Radu Pescarus, MD, Christy M Dunst, MD, Mark M Levin, MD, Eran Shlomovitz, MD, Ahmed Sharata, MD, Kevin M Reavis, MD, Lee L Swanstrom, MD. Providence Cancer Center, Portland, Oregon.


Proton pump inhibitors (PPI) have become the gold standard medical treatment of GERD. Unfortunately, 10-40% of patients with typical symptoms (heartburn and regurgitation) remain symptomatic despite maximal PPI treatment. Traditionally, these refractory patients have been considered to be relatively poor surgical candidates. Our hypothesis is that a carefully selected population of GERD patients with typical symptoms unresponsive to medical treatment will have a good clinical response to laparoscopic anti-reflux surgery.

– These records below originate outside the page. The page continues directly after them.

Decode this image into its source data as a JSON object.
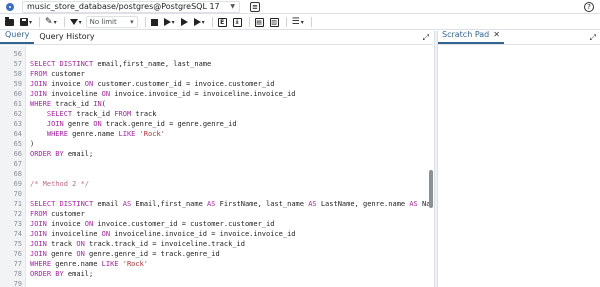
{
  "connection": {
    "label": "music_store_database/postgres@PostgreSQL 17"
  },
  "toolbar": {
    "limit_label": "No limit"
  },
  "tabs": {
    "query": "Query",
    "history": "Query History",
    "scratch": "Scratch Pad"
  },
  "icons": {
    "db": "database-icon",
    "help": "help-icon",
    "open": "folder-icon",
    "save": "save-icon",
    "edit": "pen-icon",
    "filter": "filter-icon",
    "stop": "stop-icon",
    "run": "play-icon",
    "explain": "explain-icon",
    "commit": "commit-icon",
    "rollback": "rollback-icon",
    "macros": "list-icon",
    "close": "close-icon"
  },
  "colors": {
    "accent": "#326690",
    "keyword": "#a626a4",
    "string": "#a33333",
    "comment": "#c06c84"
  },
  "editor": {
    "lines": [
      {
        "n": "56",
        "t": ""
      },
      {
        "n": "57",
        "t": "SELECT DISTINCT email,first_name, last_name"
      },
      {
        "n": "58",
        "t": "FROM customer"
      },
      {
        "n": "59",
        "t": "JOIN invoice ON customer.customer_id = invoice.customer_id"
      },
      {
        "n": "60",
        "t": "JOIN invoiceline ON invoice.invoice_id = invoiceline.invoice_id"
      },
      {
        "n": "61",
        "t": "WHERE track_id IN("
      },
      {
        "n": "62",
        "t": "    SELECT track_id FROM track"
      },
      {
        "n": "63",
        "t": "    JOIN genre ON track.genre_id = genre.genre_id"
      },
      {
        "n": "64",
        "t": "    WHERE genre.name LIKE 'Rock'"
      },
      {
        "n": "65",
        "t": ")"
      },
      {
        "n": "66",
        "t": "ORDER BY email;"
      },
      {
        "n": "67",
        "t": ""
      },
      {
        "n": "68",
        "t": ""
      },
      {
        "n": "69",
        "t": "/* Method 2 */"
      },
      {
        "n": "70",
        "t": ""
      },
      {
        "n": "71",
        "t": "SELECT DISTINCT email AS Email,first_name AS FirstName, last_name AS LastName, genre.name AS Nam"
      },
      {
        "n": "72",
        "t": "FROM customer"
      },
      {
        "n": "73",
        "t": "JOIN invoice ON invoice.customer_id = customer.customer_id"
      },
      {
        "n": "74",
        "t": "JOIN invoiceline ON invoiceline.invoice_id = invoice.invoice_id"
      },
      {
        "n": "75",
        "t": "JOIN track ON track.track_id = invoiceline.track_id"
      },
      {
        "n": "76",
        "t": "JOIN genre ON genre.genre_id = track.genre_id"
      },
      {
        "n": "77",
        "t": "WHERE genre.name LIKE 'Rock'"
      },
      {
        "n": "78",
        "t": "ORDER BY email;"
      },
      {
        "n": "79",
        "t": ""
      }
    ]
  }
}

A retrospective analysis of all patients referred to our foregut service with diagnosis of GERD (ICD-9 530.81) at the initial visit from 08/2011 to 11/2012 was performed. All patients had standard symptom assessment forms that were completed at each visit. The forms were queried for symptoms and PPI use. Patients were classified as refractory if they had daily breakthrough symptoms (regurgitation or heartburn) despite maximal PPI therapy. All patients underwent extensive evaluation to determine the etiology of their symptoms (upper endoscopy, pH study, esophageal manometry and gastric emptying study). Patients found to have other concomitant foregut disorders were excluded from the final analysis. The remaining patients make up the study cohort: patients with persistent daily heartburn and/or regurgitation despite PPIs who were treated with isolated anti-reflux surgery.


Two hundred three out of 420 GERD patients were classified as refractory to PPIs. One hundred nine patients were excluded (72 patients did not have surgery for multiple reasons, 12 had Heller myotomy, 12 had pyloroplasty, 2 had gastric bypass, 11 had other procedures). Ninety-four patients were found to have straight forward regurgitation and/or heartburn refractory to PPI and were treated with antireflux surgery alone. Forty-five (48%) completed 6-month objective follow up.

Heartburn and regurgitation completely resolved in 36/45 (80%) of patients at 6 month follow up. Five (11%) patients reported heartburn or regurgitation once or twice a month and 4 (9%) patients had persistent weekly symptoms. Despite reporting daily refractory heartburn and/or regurgitation, 17(38%) patients reported a different symptom as their chief complaint (dysphagia, epigastric pain, cough etc). Regardless, the chief complaint was completely resolved for 38 (85%) patients, improved in 5 (11%) and unchanged in 2 patients (4%). Objectively, the post-operative acid exposure was normalized in 44/45 (98%) patients with an average DeMeester score of 3.8 ± 12.1. The patient with an increased acid exposure score denies any regurgitation or heartburn.


Laparoscopic anti-reflux surgery is an effective treatment for typical GERD symptoms in patients that are refractory to medical treatment when other confounding disorders have been excluded. A comprehensive evaluation to rule out other foregut pathologies is imperative prior to proceeding with anti-reflux surgery as up to 50% of patients require a different approach.